Conifer Microsatellite Workshop: A Conference of Evolution, Ecology and Genomics: June 4-7 at Texas A&M University
Texas A&M Research Foundation, College Station TX
Investigators
Abstract
0122517 Williams The Conifer Microsatellite Workshop at Texas A&M lab is part of an effort to transfer pine microsatellite technology to other labs. The June 4-7 2001 workshop will train investigators, postdocs and graduate students from government, universities and industry. The workshop has the following components: lectures, lab and computational training, a seminar series on case study applications, a roundtable discussion on direction of ecological and evolutionary genomics and a handbook of lab protocols and computational resources.

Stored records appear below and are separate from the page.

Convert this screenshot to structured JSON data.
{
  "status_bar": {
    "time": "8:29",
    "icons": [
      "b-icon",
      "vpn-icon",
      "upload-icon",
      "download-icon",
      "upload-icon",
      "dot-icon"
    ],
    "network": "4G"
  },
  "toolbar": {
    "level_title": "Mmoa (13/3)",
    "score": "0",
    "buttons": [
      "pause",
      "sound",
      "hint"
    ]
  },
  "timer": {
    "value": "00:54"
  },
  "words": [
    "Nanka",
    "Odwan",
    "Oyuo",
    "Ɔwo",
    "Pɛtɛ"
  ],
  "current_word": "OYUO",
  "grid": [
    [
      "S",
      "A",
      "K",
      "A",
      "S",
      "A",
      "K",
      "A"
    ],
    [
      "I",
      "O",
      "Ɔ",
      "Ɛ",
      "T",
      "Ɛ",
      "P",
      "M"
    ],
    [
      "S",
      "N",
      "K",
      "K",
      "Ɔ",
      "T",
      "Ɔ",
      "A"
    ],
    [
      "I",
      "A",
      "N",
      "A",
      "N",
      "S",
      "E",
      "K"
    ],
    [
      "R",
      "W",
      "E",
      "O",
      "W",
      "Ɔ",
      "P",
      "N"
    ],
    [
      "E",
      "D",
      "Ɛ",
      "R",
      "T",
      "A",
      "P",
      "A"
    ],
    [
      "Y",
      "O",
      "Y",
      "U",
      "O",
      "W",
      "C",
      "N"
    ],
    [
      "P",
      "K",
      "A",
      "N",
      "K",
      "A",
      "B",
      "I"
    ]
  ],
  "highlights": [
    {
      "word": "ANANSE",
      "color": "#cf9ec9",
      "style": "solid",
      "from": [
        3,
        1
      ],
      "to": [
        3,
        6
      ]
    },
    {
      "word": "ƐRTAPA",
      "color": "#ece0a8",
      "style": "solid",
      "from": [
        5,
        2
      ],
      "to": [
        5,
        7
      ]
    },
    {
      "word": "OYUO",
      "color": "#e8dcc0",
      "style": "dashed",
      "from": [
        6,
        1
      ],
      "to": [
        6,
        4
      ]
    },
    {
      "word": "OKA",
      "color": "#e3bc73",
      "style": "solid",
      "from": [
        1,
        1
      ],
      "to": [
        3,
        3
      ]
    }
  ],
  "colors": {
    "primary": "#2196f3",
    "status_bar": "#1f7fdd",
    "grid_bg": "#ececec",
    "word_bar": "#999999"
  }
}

As part of the lab training, the participants will test whether Pinus taeda microsatellites are useful in other conifer species. Instructional quality will be evaluated by the Center of Teaching Excellence. Microsatellites and other sequence-based genomics tools facilitate cross-disciplinary research in evolution, ecological genetics and functional genomics(EEFG). The emerging EEFG paradigm is powerful for the conifer research community because 1) conifers are the oldest extant seed plants, thus EEFG research can make significant inferences to land plant evolution and 2) conifers have highly duplicated, leviathan genomes in need of novel approaches for studying genome organization and function. Nuclear microsatellites from conserved parts of the conifer genome is one of the first specialized tools to be developed for EEFG research in conifers.